L’évêque semblait se parler à lui-même et avoir oublié la présence de son ami. Comme à la lueur d’un éclair, celui-ci entrevit la vérité. Que serait-ce si l’évêque jetait dans le mouvement de Raymond le poids de sa grande influence ? Il était suivi par la plus grande partie de la société aristocratique, riche et distinguée, non seulement de Chicago, mais de plusieurs autres grandes villes. Que serait-ce, s’il se joignait à eux ?
Le Dr Bruce allait dire tout ce que cette pensée lui suggérait, avec l’entière familiarité d’une longue intimité, quand le bruit de la sonnette, tirée violemment, les fit tressaillir tous les deux. Mme Bruce venait d’ouvrir la porte et parlait à quelqu’un qui se tenait dans le vestibule. Ils entendirent une vive exclamation et allaient s’avancer, pour s’informer de ce qui se passait, mais déjà Mme Bruce les avait prévenus. Pâle, tremblante, elle se tenait devant eux, et s’écria :
— Oh ! Calvin ! Quelle terrible nouvelle M. Sterling… Oh ! je ne puis vous le dire. C’est affreux pour ces deux pauvres jeunes filles ?
— Qu’y a-t-il ? demanda M. Bruce, en poussant sa femme de côté, et en s’adressant à l’homme arrêté devant la porte ouverte, un domestique des Sterling qui, sans chapeau, avait évidemment couru tout le long du chemin, pour annoncer quelque grave nouvelle.
— M. Sterling vient de se tirer un coup de pistolet, monsieur ! Il s’est tué dans sa chambre à coucher ! Et Mme Sterling…
— Il faut que j’y aille, Edouard, dit le Dr Bruce en se tournant vers l’évêque. Les Sterling sont d’anciens amis pour nous. M’accompagnez-vous ?

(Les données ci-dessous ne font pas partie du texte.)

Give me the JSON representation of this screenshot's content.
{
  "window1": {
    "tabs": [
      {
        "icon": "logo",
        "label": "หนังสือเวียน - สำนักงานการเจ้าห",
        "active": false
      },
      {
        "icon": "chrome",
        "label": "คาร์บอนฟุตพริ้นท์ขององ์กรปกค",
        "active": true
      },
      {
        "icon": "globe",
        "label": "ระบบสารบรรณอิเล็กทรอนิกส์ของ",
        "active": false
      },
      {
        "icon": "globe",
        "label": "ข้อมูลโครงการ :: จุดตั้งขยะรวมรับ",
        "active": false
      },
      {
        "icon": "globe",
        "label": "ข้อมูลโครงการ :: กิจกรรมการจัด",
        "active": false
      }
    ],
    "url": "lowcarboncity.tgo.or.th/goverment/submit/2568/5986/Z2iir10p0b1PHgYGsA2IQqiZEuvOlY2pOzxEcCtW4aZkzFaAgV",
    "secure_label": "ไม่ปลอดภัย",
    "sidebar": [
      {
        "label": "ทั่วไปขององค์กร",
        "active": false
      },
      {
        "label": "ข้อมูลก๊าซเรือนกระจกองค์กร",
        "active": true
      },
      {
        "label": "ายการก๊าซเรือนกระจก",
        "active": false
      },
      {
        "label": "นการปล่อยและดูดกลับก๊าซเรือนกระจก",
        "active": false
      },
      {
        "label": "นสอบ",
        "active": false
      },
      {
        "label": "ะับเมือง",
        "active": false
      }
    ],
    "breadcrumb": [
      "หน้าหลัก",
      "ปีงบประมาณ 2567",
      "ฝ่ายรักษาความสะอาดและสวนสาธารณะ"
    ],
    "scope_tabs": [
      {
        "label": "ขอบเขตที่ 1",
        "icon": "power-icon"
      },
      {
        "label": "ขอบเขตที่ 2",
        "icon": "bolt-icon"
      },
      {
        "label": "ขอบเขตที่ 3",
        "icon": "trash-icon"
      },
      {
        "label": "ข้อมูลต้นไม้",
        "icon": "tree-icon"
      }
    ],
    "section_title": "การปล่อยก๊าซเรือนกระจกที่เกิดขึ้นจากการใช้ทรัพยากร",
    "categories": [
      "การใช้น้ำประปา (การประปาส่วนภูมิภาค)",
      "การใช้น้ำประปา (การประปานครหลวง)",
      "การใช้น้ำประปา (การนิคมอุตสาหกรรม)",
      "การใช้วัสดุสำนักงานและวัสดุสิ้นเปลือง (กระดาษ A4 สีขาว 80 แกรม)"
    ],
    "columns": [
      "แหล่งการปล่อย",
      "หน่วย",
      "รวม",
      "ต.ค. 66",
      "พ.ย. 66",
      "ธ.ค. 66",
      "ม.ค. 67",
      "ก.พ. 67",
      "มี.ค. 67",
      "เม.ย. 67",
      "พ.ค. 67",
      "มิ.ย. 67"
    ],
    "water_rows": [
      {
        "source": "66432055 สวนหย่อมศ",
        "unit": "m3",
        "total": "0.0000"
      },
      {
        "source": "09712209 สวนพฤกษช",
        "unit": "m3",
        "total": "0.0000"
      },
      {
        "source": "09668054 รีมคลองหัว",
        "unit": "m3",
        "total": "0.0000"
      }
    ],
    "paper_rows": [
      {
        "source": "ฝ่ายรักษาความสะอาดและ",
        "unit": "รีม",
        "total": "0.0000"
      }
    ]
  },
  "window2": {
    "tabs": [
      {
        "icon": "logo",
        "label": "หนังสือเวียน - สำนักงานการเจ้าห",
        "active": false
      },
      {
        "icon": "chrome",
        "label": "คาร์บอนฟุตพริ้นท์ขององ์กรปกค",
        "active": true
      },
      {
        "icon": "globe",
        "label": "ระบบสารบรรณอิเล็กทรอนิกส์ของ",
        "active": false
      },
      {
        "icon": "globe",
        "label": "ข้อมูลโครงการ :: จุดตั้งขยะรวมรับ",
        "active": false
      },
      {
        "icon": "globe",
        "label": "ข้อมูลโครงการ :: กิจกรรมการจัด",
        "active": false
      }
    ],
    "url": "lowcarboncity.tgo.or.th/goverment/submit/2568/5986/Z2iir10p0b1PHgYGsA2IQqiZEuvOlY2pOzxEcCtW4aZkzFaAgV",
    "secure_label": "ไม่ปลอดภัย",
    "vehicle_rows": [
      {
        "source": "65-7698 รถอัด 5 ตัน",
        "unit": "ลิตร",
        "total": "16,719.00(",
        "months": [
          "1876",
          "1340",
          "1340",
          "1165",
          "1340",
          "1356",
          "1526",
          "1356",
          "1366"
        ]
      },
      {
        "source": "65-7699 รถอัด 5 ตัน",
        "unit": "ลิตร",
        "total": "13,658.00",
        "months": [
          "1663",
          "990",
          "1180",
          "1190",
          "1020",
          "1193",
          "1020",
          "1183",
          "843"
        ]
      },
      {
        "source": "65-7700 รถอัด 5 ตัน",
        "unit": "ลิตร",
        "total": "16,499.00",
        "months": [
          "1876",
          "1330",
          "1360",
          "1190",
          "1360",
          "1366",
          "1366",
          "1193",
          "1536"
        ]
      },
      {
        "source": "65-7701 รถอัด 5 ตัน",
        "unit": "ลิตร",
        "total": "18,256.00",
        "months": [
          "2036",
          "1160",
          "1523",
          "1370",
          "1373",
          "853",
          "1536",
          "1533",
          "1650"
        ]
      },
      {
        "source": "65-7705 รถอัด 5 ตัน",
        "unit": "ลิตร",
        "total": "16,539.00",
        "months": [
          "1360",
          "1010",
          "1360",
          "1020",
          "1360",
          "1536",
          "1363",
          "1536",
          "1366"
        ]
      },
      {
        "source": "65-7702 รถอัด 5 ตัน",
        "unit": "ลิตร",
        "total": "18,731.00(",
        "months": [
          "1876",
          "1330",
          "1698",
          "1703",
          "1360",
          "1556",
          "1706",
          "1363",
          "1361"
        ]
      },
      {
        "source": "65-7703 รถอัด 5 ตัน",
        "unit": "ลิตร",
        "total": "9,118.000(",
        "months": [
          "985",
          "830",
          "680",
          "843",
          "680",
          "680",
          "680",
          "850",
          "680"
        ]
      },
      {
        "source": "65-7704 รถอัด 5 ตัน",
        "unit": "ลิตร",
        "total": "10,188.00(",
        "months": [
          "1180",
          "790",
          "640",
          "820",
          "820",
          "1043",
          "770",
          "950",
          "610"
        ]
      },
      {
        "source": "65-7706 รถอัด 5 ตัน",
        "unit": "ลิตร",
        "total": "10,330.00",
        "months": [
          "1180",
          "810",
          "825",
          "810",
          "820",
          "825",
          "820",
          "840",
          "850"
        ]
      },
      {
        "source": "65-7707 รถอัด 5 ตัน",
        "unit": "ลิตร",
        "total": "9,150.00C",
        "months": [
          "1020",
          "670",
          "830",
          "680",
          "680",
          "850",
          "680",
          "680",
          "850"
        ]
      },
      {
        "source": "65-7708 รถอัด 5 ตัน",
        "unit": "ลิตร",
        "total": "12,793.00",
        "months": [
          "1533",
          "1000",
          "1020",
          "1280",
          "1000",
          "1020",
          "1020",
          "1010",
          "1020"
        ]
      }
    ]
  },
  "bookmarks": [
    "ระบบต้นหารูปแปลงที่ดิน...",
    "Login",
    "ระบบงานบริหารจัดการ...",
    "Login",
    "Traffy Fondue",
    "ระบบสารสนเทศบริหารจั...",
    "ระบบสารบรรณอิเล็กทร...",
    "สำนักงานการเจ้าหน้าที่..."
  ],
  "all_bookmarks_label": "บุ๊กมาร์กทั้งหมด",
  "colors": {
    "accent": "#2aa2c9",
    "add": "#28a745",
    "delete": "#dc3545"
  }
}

L’évêque était très pâle, mais calme comme toujours.
— Oui, Calvin, répondit-il, j’irai avec vous, non seulement dans cette maison de deuil, mais, s’il plaît à Dieu, partout où l’on rencontre le péché humain et l’humaine misère.
Et malgré le trouble que lui causait cette nouvelle inattendue, Calvin Bruce comprit ce que son ami voulait dire.